Beauty in Thorns
Page 6
‘If you’ll help me,’ she said.
‘I’ll carry you if I must. It’d be like carrying a little bird. I know you say you are feeling better, Lizzie, but indeed you are very thin. Are you eating properly?’
She looked away from him. ‘Oh, yes. That is … I don’t much like the food my landlady serves up. It’s all pies and puddings and plum heavies. I feel I’m in danger of turning into a pudding myself.’
‘No fear of that,’ he answered, rather grimly.
The hill was steep, and Lizzie was soon short of breath. Gabriel moderated his own eager stride to her feebler step, and helped her over the stile.

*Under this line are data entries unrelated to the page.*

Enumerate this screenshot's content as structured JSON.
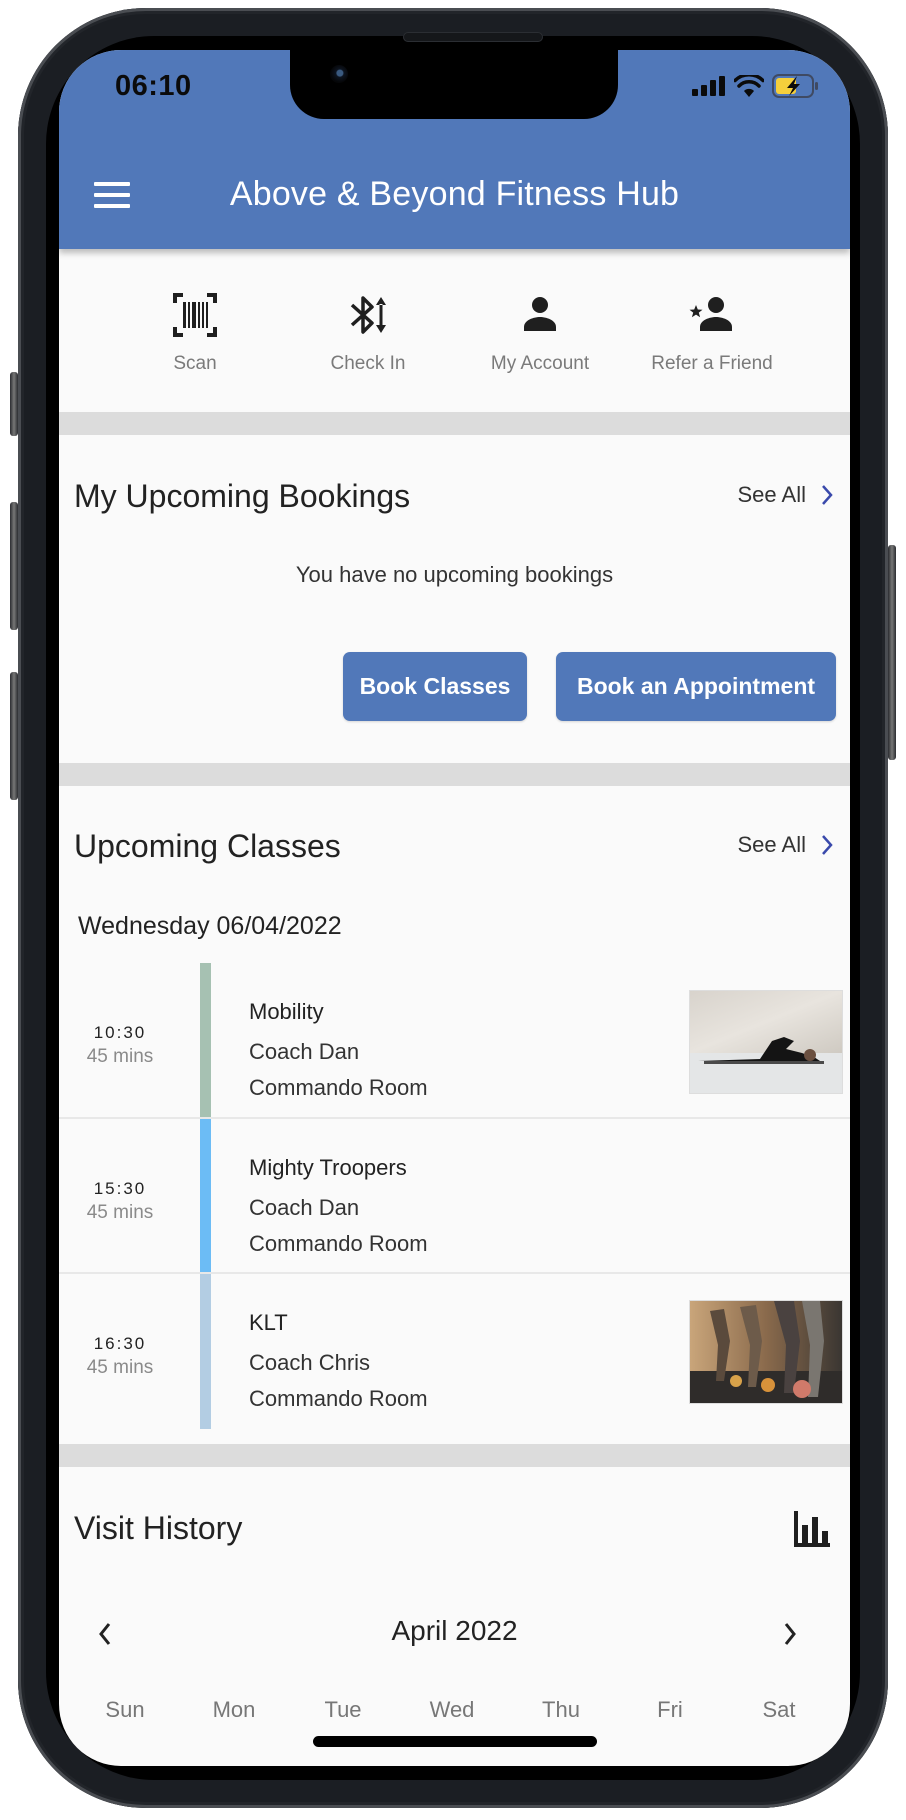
{
  "status_bar": {
    "time": "06:10",
    "icons": [
      "cellular-signal-icon",
      "wifi-icon",
      "battery-charging-icon"
    ],
    "battery_color": "#f5cf3c"
  },
  "header": {
    "title": "Above & Beyond Fitness Hub",
    "menu_icon": "hamburger-menu-icon",
    "background": "#5178b9"
  },
  "quick_actions": [
    {
      "label": "Scan",
      "icon": "barcode-scan-icon"
    },
    {
      "label": "Check In",
      "icon": "bluetooth-transfer-icon"
    },
    {
      "label": "My Account",
      "icon": "person-icon"
    },
    {
      "label": "Refer a Friend",
      "icon": "person-star-icon"
    }
  ],
  "bookings": {
    "title": "My Upcoming Bookings",
    "see_all": "See All",
    "empty_message": "You have no upcoming bookings",
    "buttons": {
      "book_classes": "Book Classes",
      "book_appointment": "Book an Appointment"
    }
  },
  "classes": {
    "title": "Upcoming Classes",
    "see_all": "See All",
    "date": "Wednesday 06/04/2022",
    "items": [
      {
        "time": "10:30",
        "duration": "45 mins",
        "name": "Mobility",
        "coach": "Coach Dan",
        "room": "Commando Room",
        "color": "#a6c1b2",
        "has_image": true,
        "image": "stretching-photo"
      },
      {
        "time": "15:30",
        "duration": "45 mins",
        "name": "Mighty Troopers",
        "coach": "Coach Dan",
        "room": "Commando Room",
        "color": "#6cbcf5",
        "has_image": false
      },
      {
        "time": "16:30",
        "duration": "45 mins",
        "name": "KLT",
        "coach": "Coach Chris",
        "room": "Commando Room",
        "color": "#b3cde3",
        "has_image": true,
        "image": "kettlebell-class-photo"
      }
    ]
  },
  "visit_history": {
    "title": "Visit History",
    "chart_icon": "bar-chart-icon",
    "month": "April 2022",
    "weekdays": [
      "Sun",
      "Mon",
      "Tue",
      "Wed",
      "Thu",
      "Fri",
      "Sat"
    ]
  },
  "colors": {
    "accent": "#5178b9",
    "chevron": "#3949ab",
    "divider": "#dcdcdc",
    "background": "#fafafa"
  }
}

A tunnel of hedgerows led to green meadows and a wide view of the shining sea. A kestrel rode the wind. Lizzie watched, marvelling at the bird’s swift effortless wheeling across the sky, its shadow flitting over her face as it crossed the sun.
At last they reached the cliff’s edge. There was a natural seat made of a great slab of sandstone. Smiling, Gabriel perched beside her, leaning his hat against his knee. Lizzie’s heart made its presence known within her, like an over-wound clock.
‘I’ve heard of this place,’ Lizzie said, looking about her. ‘It’s called the Lovers’ Seat. There was a girl of good family, who fell in love with a sea-captain. Her parents would not countenance the match, and so they used to meet here in secret. Eventually they eloped, and were very happy together. So now they say anyone who becomes betrothed here will find happiness in love.’
She felt, rather than saw, the stiffening of Gabriel’s body.
They sat in awkward silence for a long moment. Then Lizzie stood. ‘Shall we go back?’
‘If you like.’ Gabriel’s voice was cool.
They walked back through the meadows. Lizzie’s throat felt as if a choker had been fastened too tightly about it. When they reached her lodgings on High Street, she gave Gabriel her hand and said good night.
‘Do you not want to have some supper?’ he asked in surprise.
She shook her head. ‘I’d like to rest now.’
‘So when will I see you?’
‘In the morning. Are we not going to see your friends? I will see you then. Good night.’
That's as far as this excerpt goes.